Helena, jeune femme au foyer dont le mari vient d’être licencié, décide de monter son affaire : elle ouvre une supérette et engage une nurse qui vient prendre la relève à la maison. Trabalhar cansa (« Travailler fatigue » – le titre est tiré d’un recueil de poèmes de Pavese) vit au rythme de ces rapports hiérarchiques et conjugaux sans cesse menacés d’implosion par les exigences économiques. Le père, déclassé, se vautre dans une paresse crasse ; Helena se transforme en patronne autoritaire et paranoïaque ; la nurse, comme résignée à son existence traversée d’ennui, semble vivre dans une perpétuelle conscience de classe. Très vite le drame social glisse vers le fantastique : un mur de la supérette se met à suinter, une flaque noire et visqueuse s’étale sur le sol, un caillot de sang se mêle à un jaune d’oeuf. Si le film court le risque de décharger le drame social dans la vignette métaphorique de façon trop systématique, sa force réside dans le subtil décalage de ses effets, qui ne viennent pas tout de suite parler pour l’horreur économique.
Le film compose ainsi son inquiétude par petites touches, signifiée par des occurrences de bile noire, d’humeurs visqueuses qui suintent par les interstices : amas noir rongé par les vers, squelette d’un animal monstrueux et préhistorique extrait du mur, lesquels sont toujours, pour les personnages, moins inquiétants que simplement dégoûtants. Surtout, ces manifestations sont toujours traitées pratiquement : nettoyer le sol, casser le mur, extraire à la cuillère, prélever l’impur sans se poser davantage de question. Ces plans resserrés qui fixent les termes du désastre attrapent aussi une poignée d’objets qui, dans leur silence, sont autant de signes du chaos : ruban doré accroché à un sapin de Noël, masque de Père Noël aux yeux troués, gadgets accroché à un portable, qui disent à chaque fois la lente progression de l’inerte sur le vivant, du gouffre sur l’ordre, de l’étranger sur le familier, de l’objet sur la personne.
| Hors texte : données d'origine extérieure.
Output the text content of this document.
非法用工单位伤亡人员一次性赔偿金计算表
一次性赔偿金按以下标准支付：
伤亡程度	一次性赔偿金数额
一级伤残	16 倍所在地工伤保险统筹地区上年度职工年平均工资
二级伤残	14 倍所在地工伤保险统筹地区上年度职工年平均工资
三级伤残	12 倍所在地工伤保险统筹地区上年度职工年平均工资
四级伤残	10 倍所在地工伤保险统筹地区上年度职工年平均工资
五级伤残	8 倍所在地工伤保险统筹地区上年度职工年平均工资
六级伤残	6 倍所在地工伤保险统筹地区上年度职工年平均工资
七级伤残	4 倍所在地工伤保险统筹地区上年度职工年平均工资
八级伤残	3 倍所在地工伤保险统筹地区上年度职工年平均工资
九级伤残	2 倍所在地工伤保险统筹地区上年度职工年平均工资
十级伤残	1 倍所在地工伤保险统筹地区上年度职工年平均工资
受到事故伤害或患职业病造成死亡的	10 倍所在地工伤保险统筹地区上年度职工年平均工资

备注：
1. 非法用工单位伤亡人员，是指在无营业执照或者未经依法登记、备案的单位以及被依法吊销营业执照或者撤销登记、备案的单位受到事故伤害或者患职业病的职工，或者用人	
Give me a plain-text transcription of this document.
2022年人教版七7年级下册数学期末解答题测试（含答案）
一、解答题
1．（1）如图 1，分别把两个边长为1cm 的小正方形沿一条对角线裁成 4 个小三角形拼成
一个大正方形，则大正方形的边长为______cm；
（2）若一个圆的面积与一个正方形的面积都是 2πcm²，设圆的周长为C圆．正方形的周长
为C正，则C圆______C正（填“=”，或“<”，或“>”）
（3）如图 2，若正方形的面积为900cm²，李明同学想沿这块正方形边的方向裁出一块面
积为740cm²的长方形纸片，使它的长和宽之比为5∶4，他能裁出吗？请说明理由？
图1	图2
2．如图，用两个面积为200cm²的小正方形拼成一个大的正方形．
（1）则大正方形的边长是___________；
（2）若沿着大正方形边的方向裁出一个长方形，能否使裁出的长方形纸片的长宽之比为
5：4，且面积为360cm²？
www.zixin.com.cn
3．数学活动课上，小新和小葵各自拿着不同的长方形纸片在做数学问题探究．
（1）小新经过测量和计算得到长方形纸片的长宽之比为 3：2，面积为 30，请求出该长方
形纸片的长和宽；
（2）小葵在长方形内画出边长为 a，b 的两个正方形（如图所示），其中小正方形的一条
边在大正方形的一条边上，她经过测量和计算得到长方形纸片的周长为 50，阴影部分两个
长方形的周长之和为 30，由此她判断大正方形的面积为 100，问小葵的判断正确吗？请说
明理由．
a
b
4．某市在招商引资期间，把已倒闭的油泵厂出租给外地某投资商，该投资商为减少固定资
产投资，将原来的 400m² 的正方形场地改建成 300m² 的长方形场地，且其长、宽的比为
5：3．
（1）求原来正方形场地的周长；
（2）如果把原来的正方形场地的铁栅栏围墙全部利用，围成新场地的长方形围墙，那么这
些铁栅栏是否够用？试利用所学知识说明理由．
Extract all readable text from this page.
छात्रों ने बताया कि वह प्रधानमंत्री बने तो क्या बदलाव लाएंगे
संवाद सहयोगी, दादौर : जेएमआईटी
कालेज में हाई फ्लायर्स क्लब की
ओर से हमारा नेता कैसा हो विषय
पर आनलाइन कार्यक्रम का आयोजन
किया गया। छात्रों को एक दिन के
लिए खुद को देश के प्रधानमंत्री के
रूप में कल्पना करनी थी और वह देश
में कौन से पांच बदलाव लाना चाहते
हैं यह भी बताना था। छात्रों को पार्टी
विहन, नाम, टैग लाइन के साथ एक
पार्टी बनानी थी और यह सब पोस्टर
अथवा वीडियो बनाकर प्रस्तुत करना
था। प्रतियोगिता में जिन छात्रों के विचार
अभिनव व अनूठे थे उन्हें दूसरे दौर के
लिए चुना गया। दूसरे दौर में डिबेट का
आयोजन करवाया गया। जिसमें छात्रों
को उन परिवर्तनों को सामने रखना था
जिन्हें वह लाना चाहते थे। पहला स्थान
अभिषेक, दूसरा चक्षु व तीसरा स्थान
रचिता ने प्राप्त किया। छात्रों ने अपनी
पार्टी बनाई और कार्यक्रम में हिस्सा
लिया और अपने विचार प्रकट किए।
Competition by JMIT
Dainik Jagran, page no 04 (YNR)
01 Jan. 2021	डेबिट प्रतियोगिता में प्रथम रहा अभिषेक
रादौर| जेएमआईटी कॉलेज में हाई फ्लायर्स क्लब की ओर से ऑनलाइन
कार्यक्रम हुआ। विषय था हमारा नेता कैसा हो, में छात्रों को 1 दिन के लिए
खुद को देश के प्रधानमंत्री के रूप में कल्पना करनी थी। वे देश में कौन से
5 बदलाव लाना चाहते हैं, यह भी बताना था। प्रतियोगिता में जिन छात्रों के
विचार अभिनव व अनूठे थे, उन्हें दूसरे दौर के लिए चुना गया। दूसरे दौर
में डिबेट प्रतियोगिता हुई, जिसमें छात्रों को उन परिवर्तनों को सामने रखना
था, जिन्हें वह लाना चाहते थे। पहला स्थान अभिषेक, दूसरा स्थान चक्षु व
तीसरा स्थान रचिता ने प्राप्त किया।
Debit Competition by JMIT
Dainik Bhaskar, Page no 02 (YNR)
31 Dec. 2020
Et c’est cette série d’obligations, d’efforts, d’objets et de fonctions, qui insensiblement accable les personnages d’une pesante fatigue. Chacun n’est alors plus qu’un insecte pris dans la glu, à la façon des ouvriers rigides, presque lobotomisés, des films de Kaurismaki. On pourrait reprocher au film de n’avoir d’autre programme que celui-ci, qui un peu limité. Reste que toute la justesse de Trabalhar cansa se situe dans cette compréhension du désastre comme suite de petits détails qui tuent, jamais plus redoutables que quand ils s’avancent à pas feutrés.